Moyen-Orient : escalade en mer d’Ormuz, entre blocus américain et menaces d’une guerre élargie
Explosion d’un cargo sud-coréen, déploiement du Charles de Gaulle, ultimatum de Trump à Téhéran — le détroit d’Ormuz concentre ce jeudi les tensions les plus vives du conflit régional.
La crise au Moyen-Orient a franchi un nouveau seuil cette semaine, avec le détroit d’Ormuz comme nouveau théâtre d’affrontements. L’Iran a démenti jeudi matin toute implication dans l’explosion survenue lundi à bord d’un cargo sud-coréen dans ce point de passage stratégique.
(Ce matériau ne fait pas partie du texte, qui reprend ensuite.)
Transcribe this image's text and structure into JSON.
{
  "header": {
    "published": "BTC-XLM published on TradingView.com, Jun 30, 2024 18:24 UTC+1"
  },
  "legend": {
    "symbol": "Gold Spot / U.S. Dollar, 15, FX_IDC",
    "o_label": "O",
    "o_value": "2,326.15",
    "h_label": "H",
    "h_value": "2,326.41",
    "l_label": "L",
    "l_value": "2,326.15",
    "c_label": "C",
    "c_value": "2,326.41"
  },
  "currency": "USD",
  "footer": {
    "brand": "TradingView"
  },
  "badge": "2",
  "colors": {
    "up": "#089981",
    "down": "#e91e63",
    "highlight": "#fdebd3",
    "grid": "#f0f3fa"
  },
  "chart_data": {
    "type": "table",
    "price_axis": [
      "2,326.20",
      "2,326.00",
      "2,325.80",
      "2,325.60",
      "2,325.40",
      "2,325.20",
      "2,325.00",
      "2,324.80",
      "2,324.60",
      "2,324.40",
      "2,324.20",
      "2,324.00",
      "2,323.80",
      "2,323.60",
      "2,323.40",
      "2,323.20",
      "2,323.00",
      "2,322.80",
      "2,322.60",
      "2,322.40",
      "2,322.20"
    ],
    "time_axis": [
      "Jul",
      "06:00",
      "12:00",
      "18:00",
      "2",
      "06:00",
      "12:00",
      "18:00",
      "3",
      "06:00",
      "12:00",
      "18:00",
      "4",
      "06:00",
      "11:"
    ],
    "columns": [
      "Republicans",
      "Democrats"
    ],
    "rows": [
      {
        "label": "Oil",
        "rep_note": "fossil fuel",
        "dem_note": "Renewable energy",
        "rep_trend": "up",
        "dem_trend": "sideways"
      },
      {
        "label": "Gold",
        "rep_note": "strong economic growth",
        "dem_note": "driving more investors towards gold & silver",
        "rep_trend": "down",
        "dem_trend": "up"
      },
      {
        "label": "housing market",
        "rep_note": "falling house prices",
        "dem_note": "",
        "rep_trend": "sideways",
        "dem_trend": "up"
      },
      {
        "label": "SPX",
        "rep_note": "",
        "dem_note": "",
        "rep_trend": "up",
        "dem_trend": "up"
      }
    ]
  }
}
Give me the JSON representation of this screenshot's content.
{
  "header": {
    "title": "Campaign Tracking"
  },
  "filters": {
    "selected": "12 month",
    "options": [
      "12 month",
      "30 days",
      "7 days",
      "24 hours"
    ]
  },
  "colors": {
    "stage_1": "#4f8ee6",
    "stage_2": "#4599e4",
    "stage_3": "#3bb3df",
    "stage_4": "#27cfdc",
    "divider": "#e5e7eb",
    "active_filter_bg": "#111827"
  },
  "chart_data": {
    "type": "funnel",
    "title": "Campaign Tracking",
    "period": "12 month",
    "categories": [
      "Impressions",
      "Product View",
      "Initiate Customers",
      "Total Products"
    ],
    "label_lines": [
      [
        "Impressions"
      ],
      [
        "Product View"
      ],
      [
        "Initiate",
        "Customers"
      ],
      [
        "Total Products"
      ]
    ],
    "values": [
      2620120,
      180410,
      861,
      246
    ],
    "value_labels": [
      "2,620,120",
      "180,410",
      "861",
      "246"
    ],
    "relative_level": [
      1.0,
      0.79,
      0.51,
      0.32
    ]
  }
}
L’incident avait conduit Séoul à annoncer qu’elle réexaminait sa position quant à une éventuelle participation aux opérations militaires américaines dans la zone.
Trump entre ouverture et menace
Le président américain Donald Trump a jugé mercredi « très possible » la conclusion d’un accord avec Téhéran, à l’issue de ce qu’il a qualifié de « très bonnes discussions ». Il a toutefois assorti cette ouverture d’un avertissement sans équivoque : en l’absence d’accord, des bombardements débuteraient avec « une intensité bien plus forte qu’avant ».
Le Charles de Gaulle en route vers le Golfe
La France a déployé son porte-avions Charles de Gaulle, accompagné de ses Rafale embarqués, en direction du golfe d’Aden. Emmanuel Macron a mis en avant l’utilité de la mission multinationale franco-britannique visant à sécuriser la navigation dans le détroit d’Ormuz, tout en condamnant, lors d’un appel au président iranien Massoud Pezeshkian, les frappes contre les infrastructures civiles des Émirats arabes unis et plusieurs navires.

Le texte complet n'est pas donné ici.